Before I left for a short May trip to Massachusetts, our historic Topeka neighborhood sported four “Vote Yes” signs for the proposed “Value Them Both” amendment to the Kansas Constitution, on the ballot Aug. 2.
By my return on the final day of May, times had changed. There was an exponential explosion of “Vote No” signs. By my most recent count, 32 yards have signage encouraging a “Vote No,” compared with 11 for “Vote Yes.”
Passing the amendment would open the door to more restrictions, or even an outright ban, on the right to abortion in Kansas, which the state Supreme Court ruled in 2019 is inherent in the Kansas state constitution.
Twenty-six years ago, I became accidentally pregnant at the rather ripe age of 46. I was sitting in my friend Susan’s yard enjoying the warm April sun. But I had a nagging concern.
“Someone my age couldn’t get pregnant, could they?” I asked. I had missed a menstrual period.
“Are you nuts?” said Susan. “Haven’t you heard of change-of-life babies?”
I had not. Instead of a change-of-life baby, I thought I was beginning the more common change of life for a woman my age: menopause.
Susan encouraged me to give myself a home pregnancy test. Later, just after a positive result emerged on my e.p.t. test, a friend called.
“How are you?” she asked.
“I don’t know,” I hesitated. “I just took a test and I’m pregnant.”
“We can take care of that,” she said. I said I wasn’t sure I wanted to take care of it.

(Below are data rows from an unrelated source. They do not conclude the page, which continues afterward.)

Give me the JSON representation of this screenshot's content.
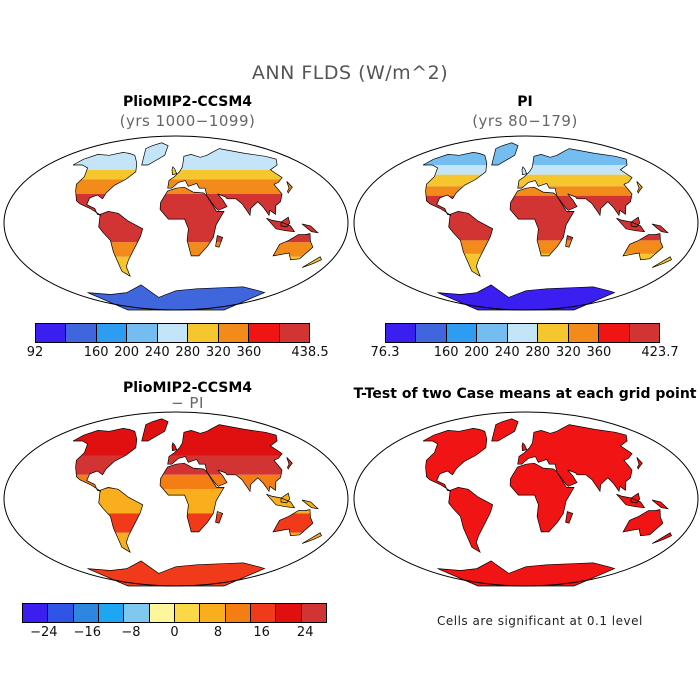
{
  "figure": {
    "title": "ANN FLDS (W/m^2)"
  },
  "panels": [
    {
      "id": "plio",
      "title": "PlioMIP2-CCSM4",
      "subtitle": "(yrs 1000−1099)"
    },
    {
      "id": "pi",
      "title": "PI",
      "subtitle": "(yrs 80−179)"
    },
    {
      "id": "diff",
      "title": "PlioMIP2-CCSM4",
      "subtitle": "− PI"
    },
    {
      "id": "ttest",
      "title": "T-Test of two Case means at each grid point",
      "note": "Cells are significant at 0.1 level"
    }
  ],
  "colorbars": {
    "plio": {
      "colors": [
        "#3b1ff0",
        "#3f66dd",
        "#2e9cf0",
        "#74bdf0",
        "#c4e4f7",
        "#f5c62e",
        "#f38b1b",
        "#f01414",
        "#d23333"
      ],
      "labels": [
        "92",
        "160",
        "200",
        "240",
        "280",
        "320",
        "360",
        "438.5"
      ],
      "label_positions": [
        0,
        2,
        3,
        4,
        5,
        6,
        7,
        9
      ]
    },
    "pi": {
      "colors": [
        "#3b1ff0",
        "#3f66dd",
        "#2e9cf0",
        "#74bdf0",
        "#c4e4f7",
        "#f5c62e",
        "#f38b1b",
        "#f01414",
        "#d23333"
      ],
      "labels": [
        "76.3",
        "160",
        "200",
        "240",
        "280",
        "320",
        "360",
        "423.7"
      ],
      "label_positions": [
        0,
        2,
        3,
        4,
        5,
        6,
        7,
        9
      ]
    },
    "diff": {
      "colors": [
        "#3b1ff0",
        "#2f55e6",
        "#2e86e0",
        "#1da6f2",
        "#7fc8f0",
        "#fff59a",
        "#fbd848",
        "#f9ae1e",
        "#f47d14",
        "#f03a1a",
        "#e01010",
        "#d23333"
      ],
      "labels": [
        "−24",
        "−16",
        "−8",
        "0",
        "8",
        "16",
        "24"
      ],
      "label_positions": [
        1,
        3,
        5,
        7,
        9,
        11,
        13
      ],
      "total_slots": 14
    }
  },
  "colors": {
    "ocean": "#ffffff",
    "map_outline": "#000000",
    "significant": "#f01414"
  }
}
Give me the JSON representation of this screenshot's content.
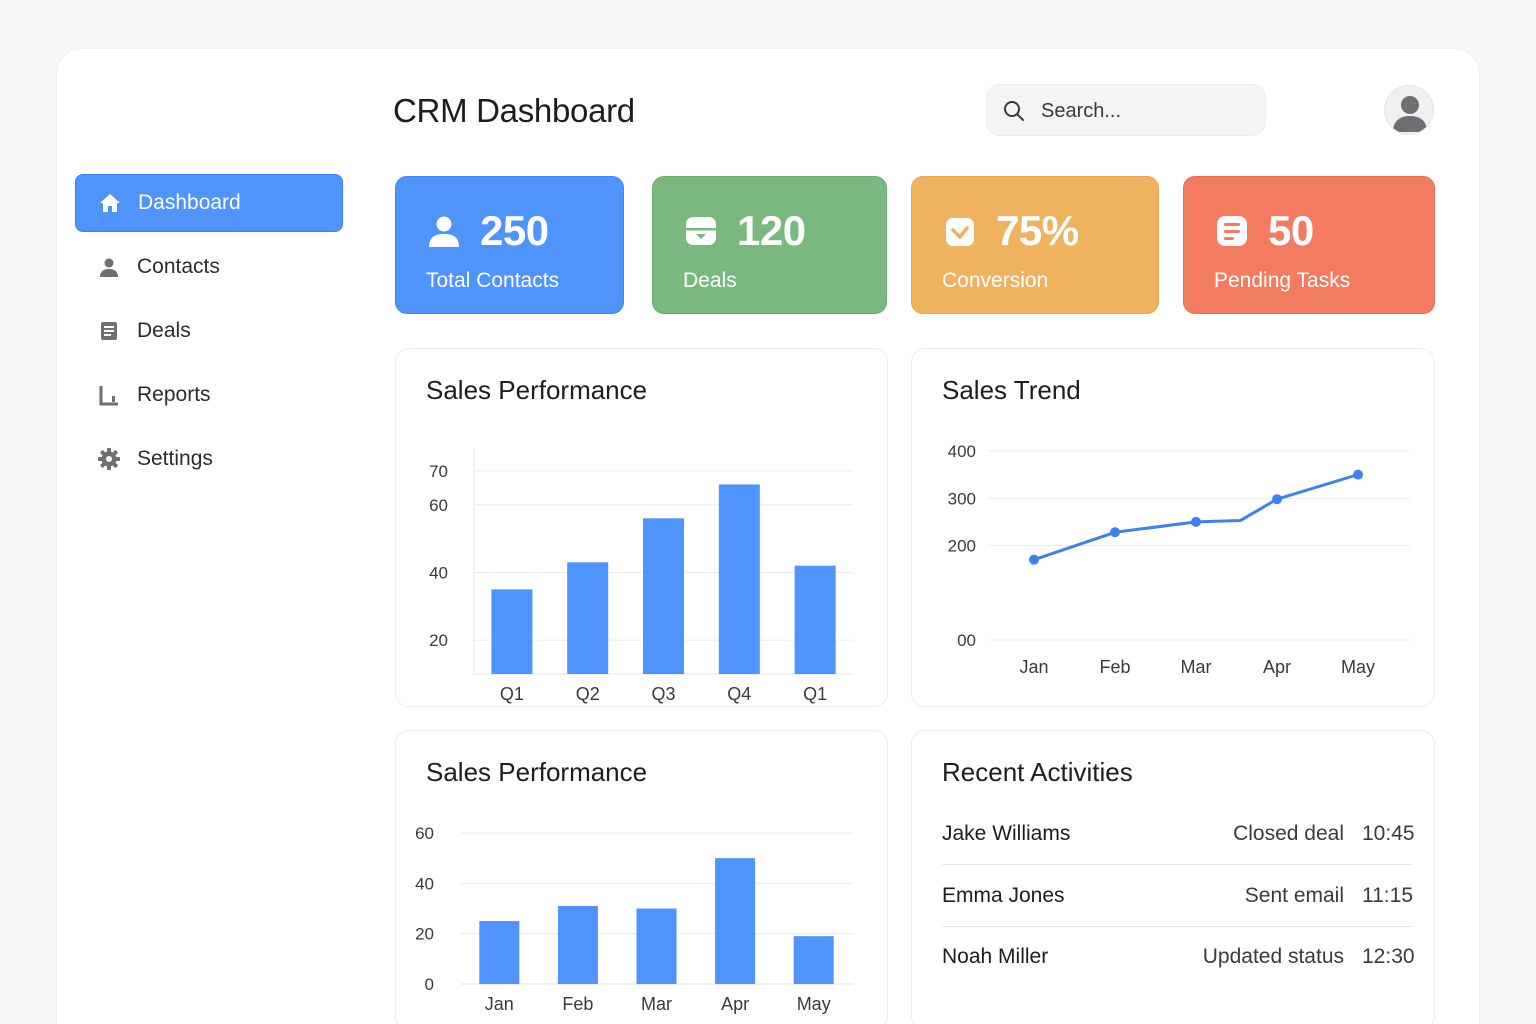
{
  "header": {
    "title": "CRM Dashboard",
    "search_placeholder": "Search..."
  },
  "sidebar": {
    "items": [
      {
        "label": "Dashboard",
        "icon": "home-icon",
        "active": true
      },
      {
        "label": "Contacts",
        "icon": "person-icon",
        "active": false
      },
      {
        "label": "Deals",
        "icon": "document-icon",
        "active": false
      },
      {
        "label": "Reports",
        "icon": "chart-icon",
        "active": false
      },
      {
        "label": "Settings",
        "icon": "gear-icon",
        "active": false
      }
    ]
  },
  "stats": [
    {
      "value": "250",
      "label": "Total Contacts",
      "icon": "person-icon",
      "color": "#4f93fc"
    },
    {
      "value": "120",
      "label": "Deals",
      "icon": "inbox-icon",
      "color": "#79b97f"
    },
    {
      "value": "75%",
      "label": "Conversion",
      "icon": "checkbox-icon",
      "color": "#efb35f"
    },
    {
      "value": "50",
      "label": "Pending Tasks",
      "icon": "list-icon",
      "color": "#f27b60"
    }
  ],
  "colors": {
    "accent": "#4f93fc",
    "bar": "#4f93fc",
    "line": "#3b82f0"
  },
  "chart_data": [
    {
      "type": "bar",
      "title": "Sales Performance",
      "categories": [
        "Q1",
        "Q2",
        "Q3",
        "Q4",
        "Q1"
      ],
      "values": [
        35,
        43,
        56,
        66,
        42
      ],
      "yticks": [
        20,
        40,
        60,
        70
      ],
      "ylim": [
        10,
        75
      ]
    },
    {
      "type": "line",
      "title": "Sales Trend",
      "categories": [
        "Jan",
        "Feb",
        "Mar",
        "Apr",
        "May"
      ],
      "points": [
        {
          "x": 0,
          "value": 170,
          "marker": true
        },
        {
          "x": 1,
          "value": 228,
          "marker": true
        },
        {
          "x": 2,
          "value": 250,
          "marker": true
        },
        {
          "x": 2.55,
          "value": 253,
          "marker": false
        },
        {
          "x": 3,
          "value": 298,
          "marker": true
        },
        {
          "x": 4,
          "value": 350,
          "marker": true
        }
      ],
      "yticks": [
        {
          "value": 0,
          "label": "00"
        },
        {
          "value": 200,
          "label": "200"
        },
        {
          "value": 300,
          "label": "300"
        },
        {
          "value": 400,
          "label": "400"
        }
      ],
      "ylim": [
        0,
        400
      ]
    },
    {
      "type": "bar",
      "title": "Sales Performance",
      "categories": [
        "Jan",
        "Feb",
        "Mar",
        "Apr",
        "May"
      ],
      "values": [
        25,
        31,
        30,
        50,
        19
      ],
      "yticks": [
        0,
        20,
        40,
        60
      ],
      "ylim": [
        0,
        60
      ]
    }
  ],
  "activities": {
    "title": "Recent Activities",
    "items": [
      {
        "name": "Jake Williams",
        "action": "Closed deal",
        "time": "10:45"
      },
      {
        "name": "Emma Jones",
        "action": "Sent email",
        "time": "11:15"
      },
      {
        "name": "Noah Miller",
        "action": "Updated status",
        "time": "12:30"
      }
    ]
  }
}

The fact was, whenever I thought about having an abortion, I started crying. When I thought about having a baby, even at that age, I stopped.
I called my husband, who was out of town. He wasn’t downbeat, just stunned. When he returned home, he said he felt guardedly positive at the prospect of another child, even though we would both be 47 at the end of nine months. But he stressed it was my decision, since I would be the one carrying the pregnancy to term, with its attendant sacrifices and risks.
We made an appointment with our family physician. When another pregnancy test — the so-called “rabbit test” — confirmed I was indeed pregnant, our doctor said that in his experience, couples who could enfold a much younger sibling into their existing family structure did fine.
When we told our then 14-year-old daughter that I was pregnant, she was elated. She said it was the best news she had ever heard. The unbridled enthusiasm of the teenager in the household was welcome, indeed.
Flash forward. My son was in the eighth grade, and the same age as his big sister when I became pregnant with him.
He asked if I had realized the high odds of having a baby with a genetic abnormality at the age of 46. I said I did, and that I had taken an amniocentesis test. The faxed report said: “An apparently normal karyotype (male).” We knew a healthy boy was on the way.